Many scientists believe that our love of natural beauty has evolved because of the ecological importance of leaving Nature undisturbed; however, the two major monotheistic religions come from a part of the world that is hard to live in.  Perhaps it’s hard to appreciate its natural beauty too.  This might account for their choices of religions that do not encourage respect for the environment nearly so much as the religions they replaced, namely, pantheism and paganism.  After all, if there is a god living in every stream and every tree, it might be harder to despoil it for one’s own purpose than if there were one abstract god who, regardless of what is taught, is always thought of as being somewhere else.  One might conclude, then, that environmental destruction is more an artifact of one’s tribal religion than an innate characteristic of human nature.  If, in fact, monotheism is the only religion that permits man to ignore the local gods of Nature, then it is no wonder that Capitalism became an artifact of monotheism, as no other political economy could leave Nature less undisturbed.

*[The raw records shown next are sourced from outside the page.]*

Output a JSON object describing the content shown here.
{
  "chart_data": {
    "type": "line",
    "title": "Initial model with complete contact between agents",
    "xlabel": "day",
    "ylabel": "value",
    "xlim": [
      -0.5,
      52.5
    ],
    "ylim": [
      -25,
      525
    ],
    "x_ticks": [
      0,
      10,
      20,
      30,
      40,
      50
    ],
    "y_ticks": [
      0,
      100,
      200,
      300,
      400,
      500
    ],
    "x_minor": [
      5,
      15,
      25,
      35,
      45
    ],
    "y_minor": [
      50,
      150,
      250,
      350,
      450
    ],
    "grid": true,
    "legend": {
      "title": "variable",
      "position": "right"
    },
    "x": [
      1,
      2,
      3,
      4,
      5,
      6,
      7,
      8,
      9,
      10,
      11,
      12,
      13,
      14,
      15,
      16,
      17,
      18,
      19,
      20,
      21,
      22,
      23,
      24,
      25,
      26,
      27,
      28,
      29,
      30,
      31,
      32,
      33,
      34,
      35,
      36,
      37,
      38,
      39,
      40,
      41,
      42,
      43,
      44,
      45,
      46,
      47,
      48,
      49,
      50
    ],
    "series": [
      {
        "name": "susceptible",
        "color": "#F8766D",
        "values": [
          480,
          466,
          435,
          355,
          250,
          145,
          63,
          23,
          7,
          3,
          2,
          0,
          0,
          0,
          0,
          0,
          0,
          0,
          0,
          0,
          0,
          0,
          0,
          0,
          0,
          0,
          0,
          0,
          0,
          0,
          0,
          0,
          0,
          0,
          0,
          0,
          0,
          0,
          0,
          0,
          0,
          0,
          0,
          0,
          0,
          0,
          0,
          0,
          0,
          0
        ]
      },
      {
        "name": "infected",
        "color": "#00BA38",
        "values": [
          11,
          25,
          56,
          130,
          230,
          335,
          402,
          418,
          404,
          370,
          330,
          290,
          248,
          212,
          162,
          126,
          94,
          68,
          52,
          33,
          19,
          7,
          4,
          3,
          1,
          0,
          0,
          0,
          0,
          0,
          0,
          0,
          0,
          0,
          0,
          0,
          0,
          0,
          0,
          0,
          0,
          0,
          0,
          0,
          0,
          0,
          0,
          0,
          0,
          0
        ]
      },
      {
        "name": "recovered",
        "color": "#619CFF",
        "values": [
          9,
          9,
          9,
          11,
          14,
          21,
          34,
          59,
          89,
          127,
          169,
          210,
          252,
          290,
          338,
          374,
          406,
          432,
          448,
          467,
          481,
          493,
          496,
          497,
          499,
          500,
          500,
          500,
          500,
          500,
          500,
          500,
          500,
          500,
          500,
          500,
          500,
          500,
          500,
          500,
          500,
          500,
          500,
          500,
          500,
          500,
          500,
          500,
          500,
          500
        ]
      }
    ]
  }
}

It is the spoliation of Nature, of course, that has made possible all of the miracles of technology that we, the affluent of the developed nations, enjoy daily.  Today, for example, is a day that I have enjoyed as much as any I can remember.  I recorded music from the cable, converted stereo phonograph records to 5.1 digital, and achieved a great deal on the World Wide Web.  As I have said previously, no one is more dependent upon the capitalist mode of production than am I.  I might do poorly in a Natural Economy; nevertheless, I try to be objective and realistic in my scientific and literary work.